= Kunthala Jayaraman =

Indian biotechnologist

 Kunthala Jayaraman, an Indian biotechnologist, is often regarded as the 'Mother of Industrial Biotechnology Education in the world'. Jayaraman, often referred to as KJ, is credited with establishing a harmonious balance among science, engineering, and technology at Anna University, in the field of industrial biotechnology.

== Education ==
Jayaraman earned a degree in biochemistry at the Indian Institute of Science in Bangalore.

== Career ==
Jayaraman was faculty in the School of Biological Sciences (SBS) of the Madurai Kamaraj University (MKU). She along with her associate were the first discoverers of larvicidal toxin producing gene in Bacillus sphaericus in 1984, which was a major breakthrough in conquering mosquito larvae using new biopesticide. Four years later, the discovery of another toxic protein producing gene by her team became a milestone in developing Biocide-S, an environmentally safe biotechnological toxin efficient in killing mosquito larvae, at Centre for Biotechnology (CBT) in Anna University.
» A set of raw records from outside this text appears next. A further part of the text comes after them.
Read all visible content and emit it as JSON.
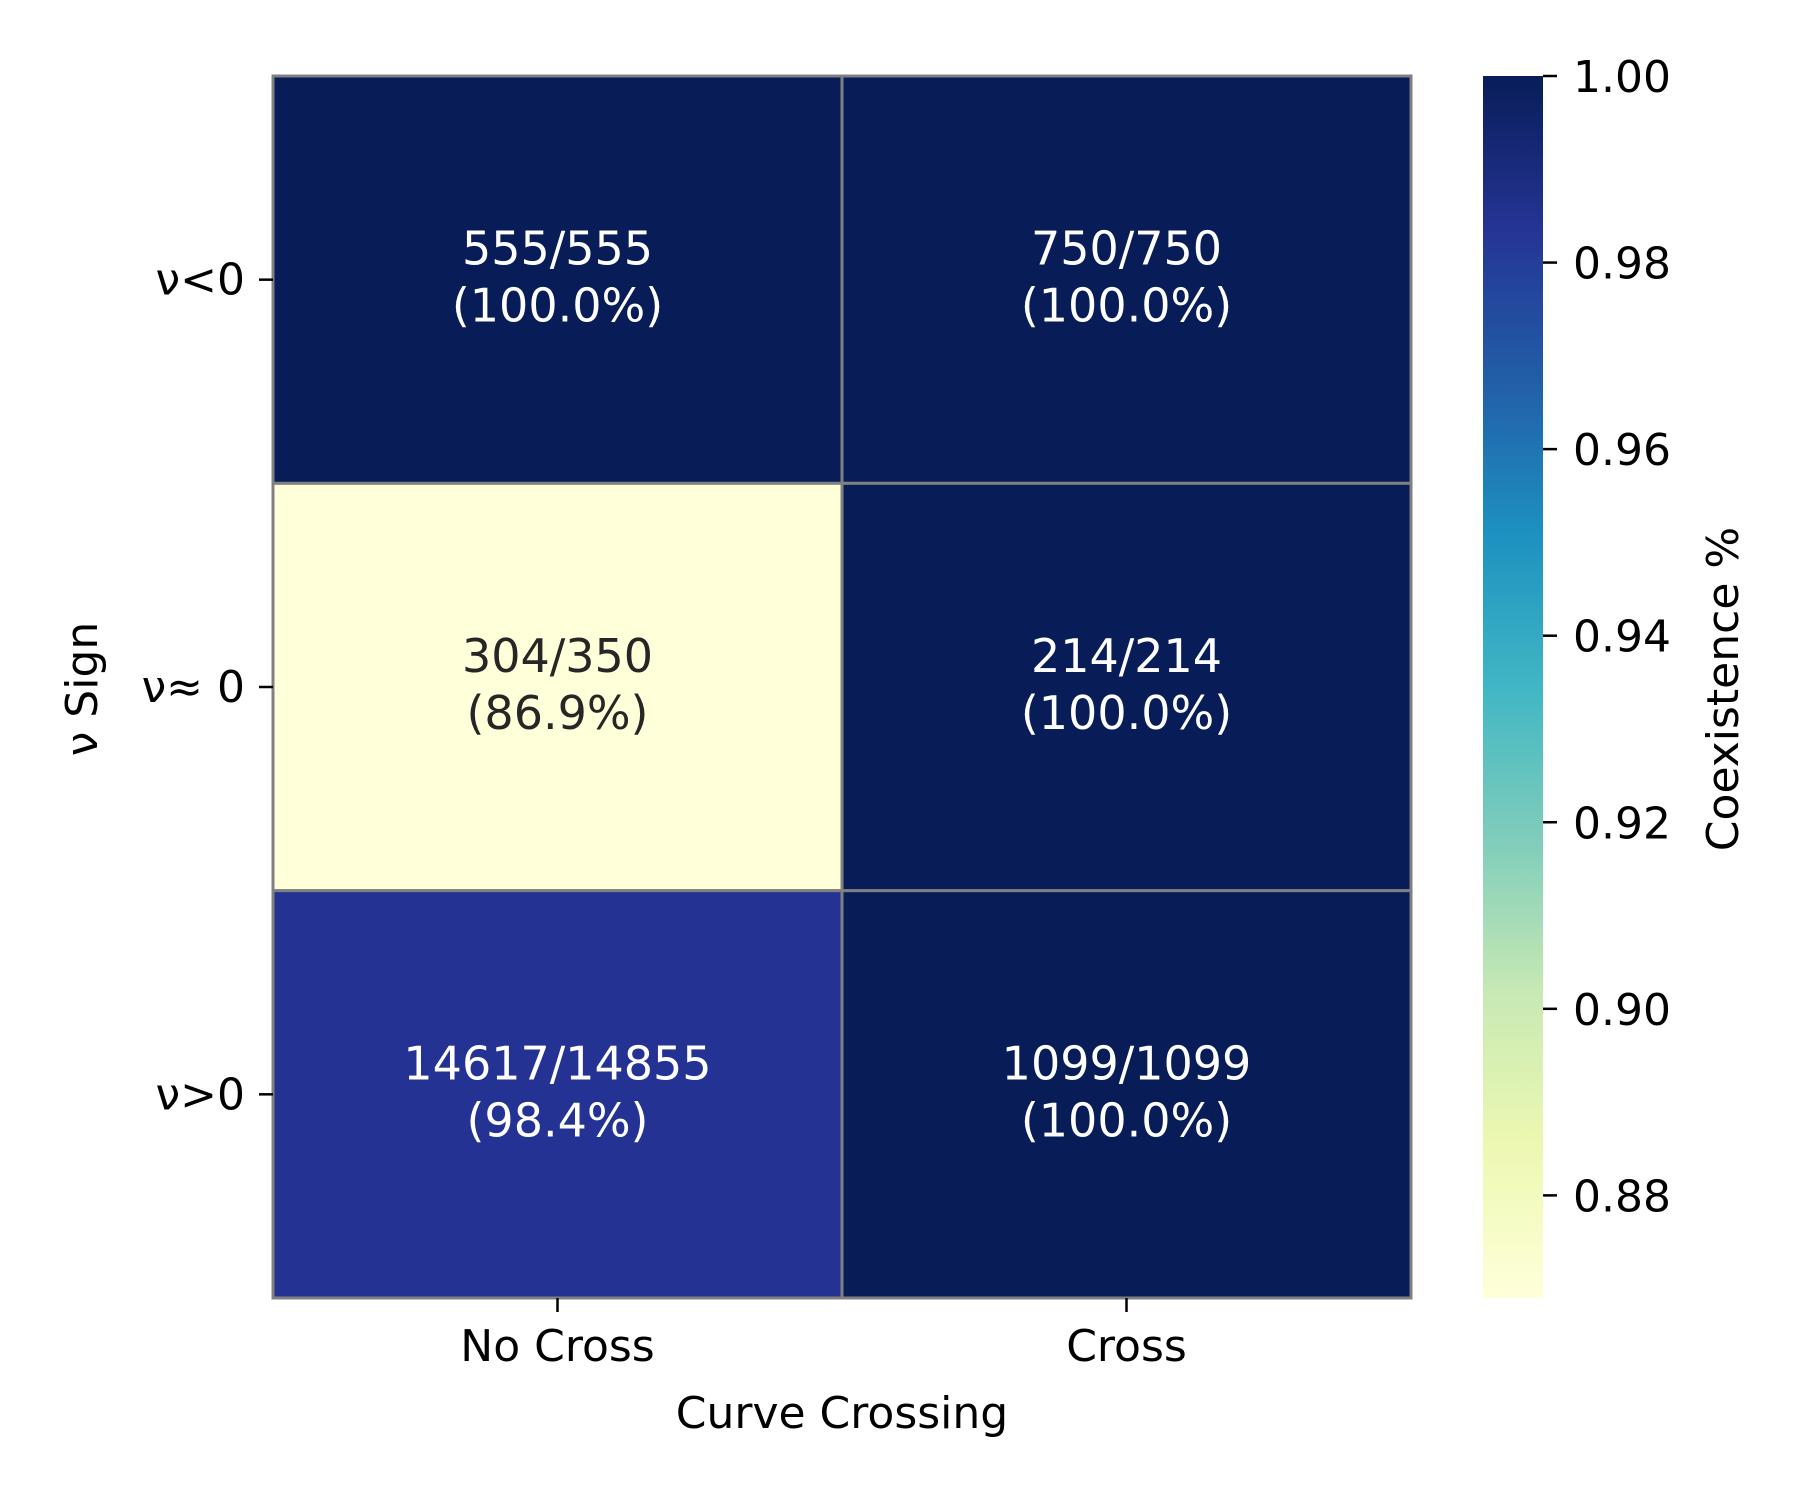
{
  "chart_data": {
    "type": "heatmap",
    "title": "",
    "xlabel": "Curve Crossing",
    "ylabel": "ν Sign",
    "x_categories": [
      "No Cross",
      "Cross"
    ],
    "y_categories": [
      "ν<0",
      "ν≈ 0",
      "ν>0"
    ],
    "values": [
      [
        1.0,
        1.0
      ],
      [
        0.869,
        1.0
      ],
      [
        0.984,
        1.0
      ]
    ],
    "annotations": [
      [
        {
          "count": "555/555",
          "pct": "(100.0%)"
        },
        {
          "count": "750/750",
          "pct": "(100.0%)"
        }
      ],
      [
        {
          "count": "304/350",
          "pct": "(86.9%)"
        },
        {
          "count": "214/214",
          "pct": "(100.0%)"
        }
      ],
      [
        {
          "count": "14617/14855",
          "pct": "(98.4%)"
        },
        {
          "count": "1099/1099",
          "pct": "(100.0%)"
        }
      ]
    ],
    "colorbar": {
      "label": "Coexistence %",
      "range": [
        0.869,
        1.0
      ],
      "ticks": [
        0.88,
        0.9,
        0.92,
        0.94,
        0.96,
        0.98,
        1.0
      ],
      "tick_labels": [
        "0.88",
        "0.90",
        "0.92",
        "0.94",
        "0.96",
        "0.98",
        "1.00"
      ],
      "colormap": "YlGnBu",
      "colormap_stops": [
        "#ffffd9",
        "#edf8b1",
        "#c7e9b4",
        "#7fcdbb",
        "#41b6c4",
        "#1d91c0",
        "#225ea8",
        "#253494",
        "#081d58"
      ]
    },
    "grid_line_color": "#808080",
    "annotation_color_dark": "#262626",
    "annotation_color_light": "#ffffff"
  }
}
While at MKU, she was the instrumental to conduct the WHO Conference and International Training Programme. In MKU, she was mentored and inspired by S. Ramachandran, along with Kuppamuthu Dharmalingam, to write text books in biotechnology. In 2022, in the honour of Kunthala Jayaraman, The Academy of Sciences of Chennai conducted Kunthala Jayaraman Distinguished Lecture on “Disruptive reform in higher education and translational research” and it was delivered by P. Kaliraj, Professor of Eminence, Anna University and Former Vice-Chancellor, Bharathiar University, Coimbatore.